@RossGayler
Aha, well yes it entirely depends on the question at hand and the experimental design. So eg. One major distinction is whether you are trying to say something about a model, a family of models, or the data. Parametric statistics is for inference over samples of a definable population, so eg. a point estimate of accuracy on held out data is fine if all youre trying to do is make a claim about a single model since there is no "population" you are sampling from. If youre trying to make a claim about a class of models then now you are sampling from the (usually) real valued, n-dimensional model space, so there the usual requirements for random sampling within parameter space would apply.

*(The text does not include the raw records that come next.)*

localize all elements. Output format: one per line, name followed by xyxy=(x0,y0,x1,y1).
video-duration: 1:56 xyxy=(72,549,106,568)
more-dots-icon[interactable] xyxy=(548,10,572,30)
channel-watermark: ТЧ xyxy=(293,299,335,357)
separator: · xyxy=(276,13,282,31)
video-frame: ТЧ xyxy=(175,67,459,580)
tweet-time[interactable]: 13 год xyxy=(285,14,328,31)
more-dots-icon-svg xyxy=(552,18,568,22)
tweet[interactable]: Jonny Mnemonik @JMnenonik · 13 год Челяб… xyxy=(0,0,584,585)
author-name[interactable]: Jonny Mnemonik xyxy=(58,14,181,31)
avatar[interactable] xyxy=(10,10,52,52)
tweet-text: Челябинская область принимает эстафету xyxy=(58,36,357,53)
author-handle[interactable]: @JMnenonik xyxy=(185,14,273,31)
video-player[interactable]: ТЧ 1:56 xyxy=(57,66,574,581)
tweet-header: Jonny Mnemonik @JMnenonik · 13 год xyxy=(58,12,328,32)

Making a claim about the data is much different, because now you have a joint analysis problem of "the effects of my model" and "the effects of the data" (neuroscientists love to treat the SVMs in their "decoding" analyses as neutral and skip that part, making claims about the data by comparing eg. Classification accuracies as if they were only dependent on the data. Even randomly sampling the subspace there doesnt get rid of that problem because different model architectures, training regimes, etc. Have different capacities for classifying different kinds of source data topologies, but I digress.)
For methods questions like this I try and steer clear of domain specific papers and go to the stats lit or even stats textbooks, because domain specific papers are translations of translations, and often have uh motivated reasoning. For example, the technique "representational similarity analysis" in neuro is wholly unfounded on any kind of mathematical or statistical proof or theory, and yet it flourishes because it sounds sorta ok and allows you to basically "choose your own adventure" to produce whatever result you want.

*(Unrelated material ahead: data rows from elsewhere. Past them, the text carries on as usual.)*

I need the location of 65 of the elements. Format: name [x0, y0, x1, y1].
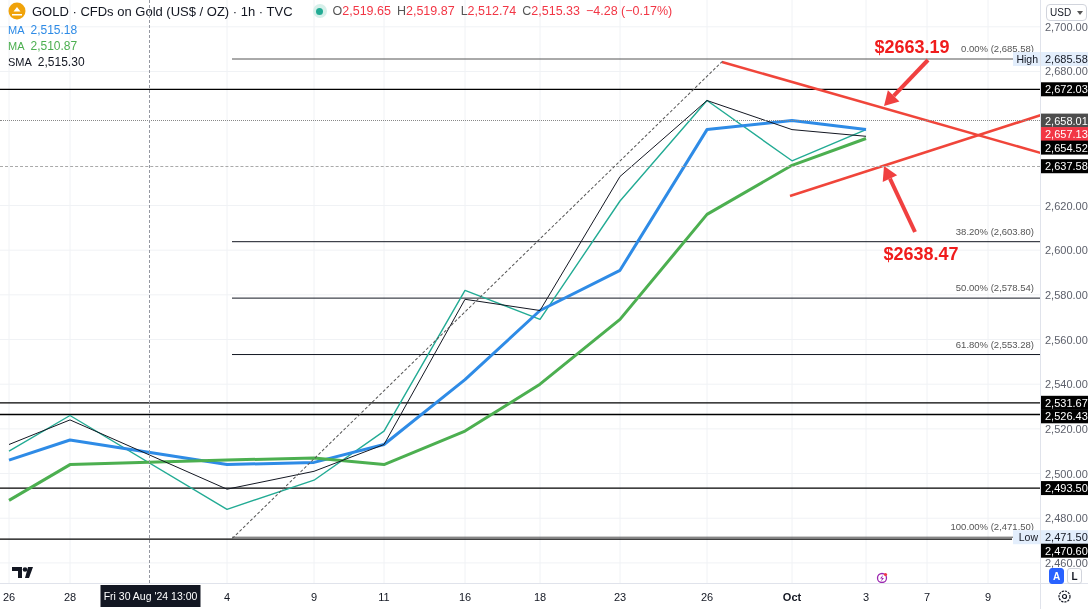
price-axis-marker: 2,493.50 — [1041, 481, 1088, 496]
price-extreme-tag: Low — [1013, 530, 1040, 545]
price-axis-label: 2,560.00 — [1045, 333, 1088, 346]
fibonacci-level-label: 0.00% (2,685.58) — [961, 43, 1034, 54]
scale-mode-button[interactable]: L — [1067, 568, 1082, 584]
price-axis-marker: 2,657.13 — [1041, 127, 1088, 142]
time-axis-label: 11 — [378, 591, 390, 603]
trend-line[interactable] — [789, 113, 1040, 198]
time-axis-label: 28 — [63, 591, 77, 603]
price-axis-label: 2,540.00 — [1045, 378, 1088, 391]
price-axis-label: 2,680.00 — [1045, 65, 1088, 78]
price-change: −4.28 (−0.17%) — [586, 4, 673, 18]
tradingview-logo-icon[interactable] — [12, 567, 33, 578]
ohlc-value: L2,512.74 — [460, 4, 517, 18]
fibonacci-level-label: 61.80% (2,553.28) — [955, 338, 1034, 350]
ohlc-value: H2,519.87 — [396, 4, 455, 18]
price-axis-marker: 2,672.03 — [1041, 82, 1088, 97]
indicator-value: 2,510.87 — [30, 39, 78, 53]
price-axis-label: 2,480.00 — [1045, 512, 1088, 525]
price-axis-marker: 2,531.67 — [1041, 395, 1088, 410]
currency-dropdown[interactable]: USD — [1046, 4, 1088, 21]
time-axis-label: 18 — [533, 591, 547, 603]
time-axis-label: 16 — [458, 591, 472, 603]
caret-icon — [1077, 10, 1084, 15]
time-axis-label: 9 — [984, 591, 992, 603]
price-axis-label: 2,500.00 — [1045, 467, 1088, 480]
callout-label: $2638.47 — [883, 244, 959, 264]
price-axis-marker: 2,526.43 — [1041, 409, 1088, 424]
callout-label: $2663.19 — [874, 37, 950, 57]
indicator-name[interactable]: SMA — [8, 56, 32, 68]
ohlc-value: C2,515.33 — [522, 4, 580, 18]
time-axis-label: Oct — [782, 591, 802, 603]
price-axis-label: 2,620.00 — [1045, 199, 1088, 212]
fibonacci-level-label: 50.00% (2,578.54) — [955, 282, 1034, 294]
time-axis-label: 4 — [223, 591, 231, 603]
time-axis-label: 23 — [613, 591, 627, 603]
callout-arrow — [882, 166, 917, 233]
time-axis-label: 7 — [923, 591, 931, 603]
scale-mode-button[interactable]: A — [1049, 568, 1064, 584]
settings-icon[interactable] — [1058, 590, 1071, 603]
price-axis-label: 2,580.00 — [1045, 288, 1088, 301]
lightning-icon[interactable] — [876, 572, 888, 583]
ohlc-value: O2,519.65 — [332, 4, 391, 18]
symbol-title[interactable]: GOLD · CFDs on Gold (US$ / OZ) · 1h · TVC — [32, 3, 293, 19]
price-extreme-tag: High — [1013, 52, 1040, 66]
price-axis-marker: 2,471.50 — [1041, 530, 1088, 545]
price-axis-label: 2,520.00 — [1045, 422, 1088, 435]
time-axis-label: 26 — [700, 591, 714, 603]
price-axis-marker: 2,685.58 — [1041, 52, 1088, 66]
time-axis-label: 3 — [862, 591, 870, 603]
price-axis-label: 2,460.00 — [1045, 556, 1088, 569]
price-axis-marker: 2,658.01 — [1041, 113, 1088, 128]
callout-arrow — [884, 58, 930, 106]
crosshair-time-label: Fri 30 Aug '24 13:00 — [100, 585, 201, 607]
price-axis-label: 2,600.00 — [1045, 244, 1088, 257]
time-axis-label: 9 — [310, 591, 318, 603]
fibonacci-level-label: 38.20% (2,603.80) — [955, 225, 1034, 237]
price-axis-label: 2,700.00 — [1045, 20, 1088, 33]
indicator-value: 2,515.30 — [37, 55, 85, 69]
indicator-value: 2,515.18 — [30, 23, 78, 37]
time-axis-label: 26 — [2, 591, 16, 603]
fibonacci-level-label: 100.00% (2,471.50) — [950, 521, 1034, 533]
price-axis-marker: 2,637.58 — [1041, 159, 1088, 174]
symbol-logo-icon — [8, 2, 26, 20]
indicator-name[interactable]: MA — [8, 24, 25, 36]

For k-fold, its a traditional repeated measures problem (depending on how you set it up). The benchmarking paradigm re: standard datasets and comparing accuracy is basically fine if the claim you are making is exactly "my model in particular is more accurate on this particular set of benchmarks." Youre right that even for that, to get some kind of aggregated accuracy you would want an MLM with dataset as random effect, but since the difference in datasets is often ill defined and as you say based in convenience im not sure how enlightening it would be.
Would need more information on the specific question you had in mind to recommend lit, and I am not a statistician I just get annoyed with lazy dogshit and think stats and topology (which is relevant bc many neuro problems devolve into estimating metric spaces) is interesting rather than a nuisance.